Existing self-driving technology mainly detects obstacles encountered on the road ahead through LiDAR and radar, but neither system is good at identifying vehicles in foggy environments. Now, however, engineers have found that dual radar technology can do a good job.
The LiDAR (Light Detection and Rangeflight/Lidar) sensor measures the shape and distance of an object by sending out a laser pulse, and then measures the time the light is reflected back from the object to determine the obstacle. The radar unit emits radio waves that are also reflected back by objects located in its path.

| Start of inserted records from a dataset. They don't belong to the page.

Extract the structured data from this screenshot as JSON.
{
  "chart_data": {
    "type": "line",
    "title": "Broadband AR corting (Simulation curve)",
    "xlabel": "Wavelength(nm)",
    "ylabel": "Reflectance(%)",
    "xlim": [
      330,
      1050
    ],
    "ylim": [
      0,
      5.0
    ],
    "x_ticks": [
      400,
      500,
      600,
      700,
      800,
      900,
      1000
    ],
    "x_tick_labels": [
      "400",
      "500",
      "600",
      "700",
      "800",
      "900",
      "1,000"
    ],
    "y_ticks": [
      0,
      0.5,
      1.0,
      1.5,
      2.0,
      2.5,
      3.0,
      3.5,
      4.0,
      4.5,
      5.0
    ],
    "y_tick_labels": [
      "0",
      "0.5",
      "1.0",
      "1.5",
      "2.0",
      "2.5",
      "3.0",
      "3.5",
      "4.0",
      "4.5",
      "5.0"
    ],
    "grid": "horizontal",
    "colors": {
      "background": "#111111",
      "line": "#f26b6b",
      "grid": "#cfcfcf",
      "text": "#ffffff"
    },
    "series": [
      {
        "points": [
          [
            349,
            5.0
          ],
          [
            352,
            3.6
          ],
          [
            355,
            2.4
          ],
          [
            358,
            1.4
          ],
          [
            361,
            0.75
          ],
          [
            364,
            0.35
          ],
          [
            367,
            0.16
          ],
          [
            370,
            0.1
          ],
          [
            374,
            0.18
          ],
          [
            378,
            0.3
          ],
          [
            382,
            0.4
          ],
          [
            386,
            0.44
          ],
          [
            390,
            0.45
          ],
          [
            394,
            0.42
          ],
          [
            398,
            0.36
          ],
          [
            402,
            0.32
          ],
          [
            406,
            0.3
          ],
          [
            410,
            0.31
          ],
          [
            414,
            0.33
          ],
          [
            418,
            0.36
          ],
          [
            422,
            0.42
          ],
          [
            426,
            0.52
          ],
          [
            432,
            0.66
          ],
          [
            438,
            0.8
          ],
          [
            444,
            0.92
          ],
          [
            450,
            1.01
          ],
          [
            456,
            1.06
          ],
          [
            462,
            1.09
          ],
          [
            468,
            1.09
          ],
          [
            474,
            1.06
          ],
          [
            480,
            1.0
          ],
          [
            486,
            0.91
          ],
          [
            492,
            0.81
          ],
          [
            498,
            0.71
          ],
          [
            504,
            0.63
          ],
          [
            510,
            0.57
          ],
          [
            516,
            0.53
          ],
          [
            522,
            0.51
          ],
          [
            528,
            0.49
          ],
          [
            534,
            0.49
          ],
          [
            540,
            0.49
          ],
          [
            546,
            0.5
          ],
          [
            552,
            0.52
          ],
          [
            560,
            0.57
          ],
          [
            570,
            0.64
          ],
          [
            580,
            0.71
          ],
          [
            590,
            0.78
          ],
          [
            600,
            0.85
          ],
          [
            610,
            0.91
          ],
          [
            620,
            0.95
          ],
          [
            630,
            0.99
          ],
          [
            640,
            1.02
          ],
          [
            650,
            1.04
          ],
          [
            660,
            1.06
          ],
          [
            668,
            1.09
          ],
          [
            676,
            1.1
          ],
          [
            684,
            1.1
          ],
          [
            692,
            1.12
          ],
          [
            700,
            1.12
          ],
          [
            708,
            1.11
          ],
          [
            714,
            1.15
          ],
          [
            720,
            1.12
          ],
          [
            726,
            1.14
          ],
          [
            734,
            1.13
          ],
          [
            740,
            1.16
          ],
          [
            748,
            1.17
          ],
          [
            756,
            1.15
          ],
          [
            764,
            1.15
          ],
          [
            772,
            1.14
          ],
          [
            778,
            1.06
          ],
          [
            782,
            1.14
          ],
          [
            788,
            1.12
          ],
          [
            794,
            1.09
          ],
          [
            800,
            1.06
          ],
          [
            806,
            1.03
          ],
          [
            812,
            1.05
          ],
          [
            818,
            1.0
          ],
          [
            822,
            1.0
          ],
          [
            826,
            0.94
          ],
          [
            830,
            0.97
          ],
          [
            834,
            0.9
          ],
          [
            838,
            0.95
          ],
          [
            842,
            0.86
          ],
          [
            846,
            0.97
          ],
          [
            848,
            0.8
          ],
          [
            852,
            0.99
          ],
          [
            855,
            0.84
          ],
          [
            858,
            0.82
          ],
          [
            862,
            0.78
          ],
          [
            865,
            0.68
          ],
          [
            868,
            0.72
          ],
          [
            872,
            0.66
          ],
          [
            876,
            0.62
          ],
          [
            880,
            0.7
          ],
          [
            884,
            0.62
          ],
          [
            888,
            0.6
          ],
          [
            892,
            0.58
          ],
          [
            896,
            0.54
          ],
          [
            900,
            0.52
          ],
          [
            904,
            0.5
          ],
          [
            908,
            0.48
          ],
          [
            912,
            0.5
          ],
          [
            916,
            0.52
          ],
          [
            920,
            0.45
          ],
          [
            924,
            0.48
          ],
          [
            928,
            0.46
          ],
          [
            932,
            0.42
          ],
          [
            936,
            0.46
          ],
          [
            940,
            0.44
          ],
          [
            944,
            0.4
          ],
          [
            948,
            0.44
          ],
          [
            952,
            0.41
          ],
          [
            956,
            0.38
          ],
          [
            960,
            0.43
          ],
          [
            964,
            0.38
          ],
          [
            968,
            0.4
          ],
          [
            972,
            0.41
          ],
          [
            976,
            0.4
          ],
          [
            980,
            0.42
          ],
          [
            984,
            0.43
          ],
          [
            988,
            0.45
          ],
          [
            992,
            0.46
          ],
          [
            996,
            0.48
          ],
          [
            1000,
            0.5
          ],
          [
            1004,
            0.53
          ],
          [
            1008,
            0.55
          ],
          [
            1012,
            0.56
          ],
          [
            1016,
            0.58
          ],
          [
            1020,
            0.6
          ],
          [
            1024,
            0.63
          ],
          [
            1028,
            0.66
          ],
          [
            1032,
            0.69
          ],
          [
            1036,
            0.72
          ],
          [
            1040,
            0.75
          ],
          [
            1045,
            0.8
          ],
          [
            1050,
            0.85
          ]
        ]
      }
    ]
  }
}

Unfortunately, air obstacles such as fog, dust, rain or snow absorb light used by the LiDAR system, making them unreliable. Although the radar is not adversely affected, it can only generate some of the images it detects – because even under ideal conditions, only a small fraction of the radio signals emitted are reflected back to its sensors.
Led by Professor Dinesh Bharadia, a team at the University of California, San Diego solved the erred problem by installing two radar units on the bonnet of the car, about one car wide (1.5 m / 4.9 ft).
The team then used a special algorithm to combine the received reflections to create a composite image, while also filtering out unrelated background “noise.” This setting has been successfully tested under simulated foggy conditions.
“By installing two radars at different favorable locations, and they have overlapping field-of-view perspectives, we can create a high-resolution area that makes it easy to detect objects that exist,” said Kshitiz Bansal, a doctoral student.
Researchers are now in talks with Toyota, which may combine the technology with optical cameras on vehicles. This may eventually prove unnecessary with more expensive LiDAR sensors.